(c.1690 - 1733), diplomat 'of Middlesex'; Corpus Camb. 1706; sec. at Vienna 1721 - 4; res. Florence 1724 - 33; env. Parma 1731; m. (before 1732) Mary Gumley; d. Pisa.
1717 Leghorn
1724 - 33 [Vienna] Venice (30 Dec. 1724 - 4 Jan. 1725), Padua (12 Jan.), Vicenza (14 Jan.), Piacenza, Parma (Jan.), Florence (by 5 Feb. 1725 - 1728), Rome (Jun. 1728) [England 15 Nov. 1728 - 15 Oct. 1729] Florence (by Oct. 1729 - ), Parma (21 Jul. - 20 Sep. 1731), Florence ( - Aug. 1732 - ), Pisa (by Dec. 1732 - d. 25 Apr. 1733)
Francis Colman was first in Italy in 1717, when he met Philip Stosch in Leghorn.1 He returned in 1724 as British resident to the Tuscan court, a position he occupied for nearly nine years, in which, despite poor health, he showed himself to be both cultured and ambitious.2 En route for Florence, he sat to Rosalba Carriera in Venice on 4 January 17253 (Christie's, 3 Aug. 1795); he also stopped at Padua,4 Vicenza (where he was delayed by illness), Piacenza and Parma.5 Soon after his arrival in Florence his consumption worsened and he became Dr Cocchi's patient and friend.6 He was made a member of the Florentine Academy in the summer of 1727,7 and the following summer he and Cocchi were guided around Rome by Stosch.8 At the time of George II's coronation in 1727 Colman was rebuked for 'acting above his character ... and expecting to be paid for it'.9 He returned to England at the end of 1728 for a year's leave.
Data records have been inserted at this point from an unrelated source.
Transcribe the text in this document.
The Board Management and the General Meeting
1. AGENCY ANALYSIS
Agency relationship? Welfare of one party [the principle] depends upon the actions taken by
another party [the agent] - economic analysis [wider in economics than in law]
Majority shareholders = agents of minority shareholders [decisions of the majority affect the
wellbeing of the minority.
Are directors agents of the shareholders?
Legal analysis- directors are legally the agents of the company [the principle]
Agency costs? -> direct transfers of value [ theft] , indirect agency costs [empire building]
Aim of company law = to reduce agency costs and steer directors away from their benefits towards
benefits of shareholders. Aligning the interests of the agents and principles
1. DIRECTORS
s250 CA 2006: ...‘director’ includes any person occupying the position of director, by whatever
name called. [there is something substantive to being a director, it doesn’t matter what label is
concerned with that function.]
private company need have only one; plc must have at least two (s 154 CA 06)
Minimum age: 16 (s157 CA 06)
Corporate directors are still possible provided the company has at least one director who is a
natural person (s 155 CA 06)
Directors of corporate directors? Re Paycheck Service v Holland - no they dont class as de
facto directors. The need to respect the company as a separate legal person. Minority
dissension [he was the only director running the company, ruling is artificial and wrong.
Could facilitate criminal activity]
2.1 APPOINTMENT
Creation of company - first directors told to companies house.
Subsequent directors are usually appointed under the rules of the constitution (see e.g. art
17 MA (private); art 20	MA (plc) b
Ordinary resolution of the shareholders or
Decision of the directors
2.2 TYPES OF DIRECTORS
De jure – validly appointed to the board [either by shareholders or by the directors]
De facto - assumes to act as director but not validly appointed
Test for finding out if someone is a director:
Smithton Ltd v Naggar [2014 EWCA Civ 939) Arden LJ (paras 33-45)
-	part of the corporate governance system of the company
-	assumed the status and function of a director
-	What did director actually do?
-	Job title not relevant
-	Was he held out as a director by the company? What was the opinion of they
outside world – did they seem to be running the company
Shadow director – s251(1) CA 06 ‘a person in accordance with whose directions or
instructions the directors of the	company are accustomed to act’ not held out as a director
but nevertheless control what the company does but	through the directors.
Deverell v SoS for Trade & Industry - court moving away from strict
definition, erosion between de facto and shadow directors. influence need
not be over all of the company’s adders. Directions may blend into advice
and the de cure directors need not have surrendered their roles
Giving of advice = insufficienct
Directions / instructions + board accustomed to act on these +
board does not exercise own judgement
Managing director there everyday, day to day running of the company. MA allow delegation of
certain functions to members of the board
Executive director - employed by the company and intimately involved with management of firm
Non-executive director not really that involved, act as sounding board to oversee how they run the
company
He was back in Florence in October 1729. In 1730 he corresponded with G.F. Handel and Owen Swiney over the engagement of Senesino to sing in London, and he became the librettist for Handel's opera Ariadne.(10) In 1730 William Hoare was recommended to him and painted his portrait11 (Christie's, 3 Aug. 1795). In February 1731 Stosch, harrassed in Rome for his spying activities, arrived to place himself under Colman's protection.(12) Later that year Colman was appointed British envoy to Parma, where he spent two months with Cocchi.(13) Joseph Spence first heard improvvisatori recite at Colman's house in Florence in 1732.14 In August 1732 he was too ill to accompany his friend Bubb Dodington from Florence to Rome, and by December he had moved to Pisa for the air.15 He died there on 25 April 1733 ('reduced by a consumption to a perfect skeleton') and his embalmed body was sent to England (the entrails buried in the Protestant cemetery at Leghorn).16 He left a wife, Mary, and his considerable library was sold to Tom Osborne (bookseller in Gray's Inn), a catalogue being published in 1738.
After her husband's death Mary Colman remained in Florence until September 1733, when she left for England with her children George (1732 - 94) and Caroline, travelling via Bologna and Turin.17 George, in part taking after his father, became the successful dramatist and theatre manager.
1. Lewis 1961, 87, 88. 2. Horn, 1:80. 3. SP 98/25 (Colman, 30 Dec. 1724). Sani 1985, 785. 4. Brown 1766. 5. SP 98/25 (Colman, 14, 25 Jan.). 6. SP 98/25 (Colman, 13 Feb. 1725). T. Hodgkinson, VAM Bull., 3[1967]:2, 75. 7. SP 98/29 (RBF note). 8. SP 85/16 (Walton, 12 Jun. 1728). Hodgkinson (at n6). 9. Wal.Corr., 21:534. 10. R.B. Peake, Memoirs of the Colman Family, 17. 11. Peake (at n10), 21. 12. Lewis 1961, 87 - 8. 13. Horn, 1:77. 14. Spence Anecdotes, 2:567 - 8 (no. 1519). 15. Peake (at n10), 31. 16. Horn, 1:80. SP 98/32, f.521 (Walton, 25 Feb. 1733). 17. SP 98/34 (Skinner, 13 Sep. 1733).